Loop-Shaping Controller Design with the RBode Plot for Hard Disk ...

2010 American Control Conference Marriott Waterfront, Baltimore, MD, USA June 30-July 02, 2010

ThA08.5

Loop-Shaping Controller Design with the RBode Plot for Hard Disk Drives Takenori Atsumi and William C. Messner Abstract— The controller for the head positioning system of a hard disk drive must have both high performance and high robustness. This paper presents a user-friendly loopshaping design method employing the Robust Bode (RBode) plot for the head positioning system. By using the RBode plot, control engineers can easily design controllers that can suppress disturbances and account for perturbations of the controlled object with frequency response data alone. A transfer function-based nominal model is not required. As a result, the engineer can avoid the excessively conservative designs while accommodating perturbations in the plant and improve the controller performance. The design results for a benchmark hard disk drive problem show the usefulness of proposed method.

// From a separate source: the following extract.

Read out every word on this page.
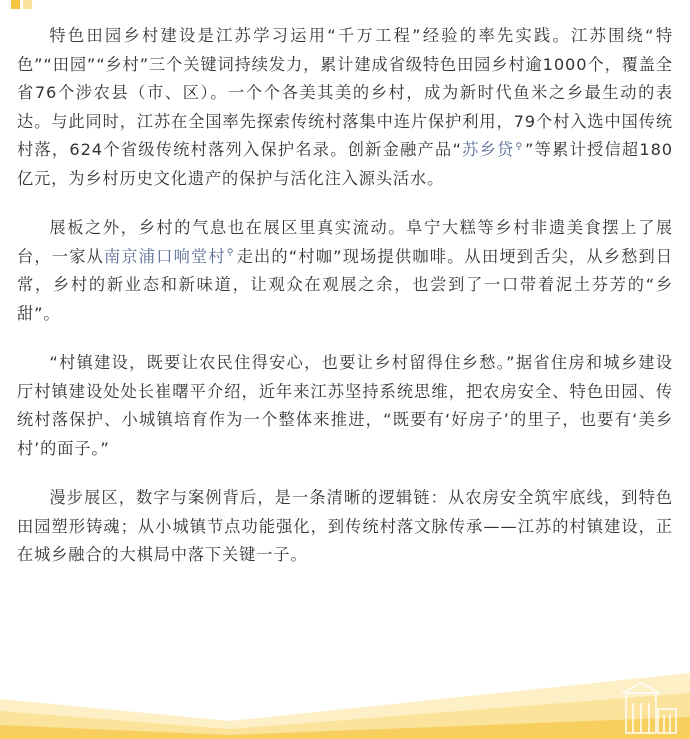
特色田园乡村建设是江苏学习运用“千万工程”经验的率先实践。江苏围绕“特色”“田园”“乡村”三个关键词持续发力，累计建成省级特色田园乡村逾1000个，覆盖全省76个涉农县（市、区）。一个个各美其美的乡村，成为新时代鱼米之乡最生动的表达。与此同时，江苏在全国率先探索传统村落集中连片保护利用，79个村入选中国传统村落，624个省级传统村落列入保护名录。创新金融产品“苏乡贷⚲ ”等累计授信超180亿元，为乡村历史文化遗产的保护与活化注入源头活水。

展板之外，乡村的气息也在展区里真实流动。阜宁大糕等乡村非遗美食摆上了展台，一家从南京浦口响堂村⚲ 走出的“村咖”现场提供咖啡。从田埂到舌尖，从乡愁到日常，乡村的新业态和新味道，让观众在观展之余，也尝到了一口带着泥土芬芳的“乡甜”。

“村镇建设，既要让农民住得安心，也要让乡村留得住乡愁。”据省住房和城乡建设厅村镇建设处处长崔曙平介绍，近年来江苏坚持系统思维，把农房安全、特色田园、传统村落保护、小城镇培育作为一个整体来推进，“既要有‘好房子’的里子，也要有‘美乡村’的面子。”

漫步展区，数字与案例背后，是一条清晰的逻辑链：从农房安全筑牢底线，到特色田园塑形铸魂；从小城镇节点功能强化，到传统村落文脉传承——江苏的村镇建设，正在城乡融合的大棋局中落下关键一子。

I. I NTRODUCTION Hard disk drives (HDD) are inexpensive mass-production products and are used in a range of environments. As a result, the head-positioning control system in HDDs must be robust perturbations of the mechanical system, due to manufacturing variations, temperature changes, aging, etc. At the same time, the head-positioning control systems require nanometer-scale positioning performance even in the presence of numerous disturbances, such as mechanical vibrations and aerodynamic forces from airflow induced by high-speed disk rotations. Therefore, the head-positioning system must have both high performance and high robustness. The problem of designing for both high performance and high robustness is the so-called mixed sensitivity problem. H∞ control theories are widely used for analyzing or synthesizing controllers of the head-positioning control systems of HDDs [1], [2], [3], [4]. These techniques are automated methods for designing controllers to achieve robust performance in the presence of plant uncertainties. However, these automated tools often do not provide much insight into the relationship between the open-loop frequency response and the performance. Also these tools require that the plant and the uncertainties and performance specifications be represented by realizable transfer functions, which sometimes are hard to construct and may result in conservative designs. On the other hand, Quantitative Feedback Theory (QFT) can represent the plant and uncertainties as frequency response data alone, but it uses the Nichols chart, for which frequency is a parametric variable, and therefore hidden [5].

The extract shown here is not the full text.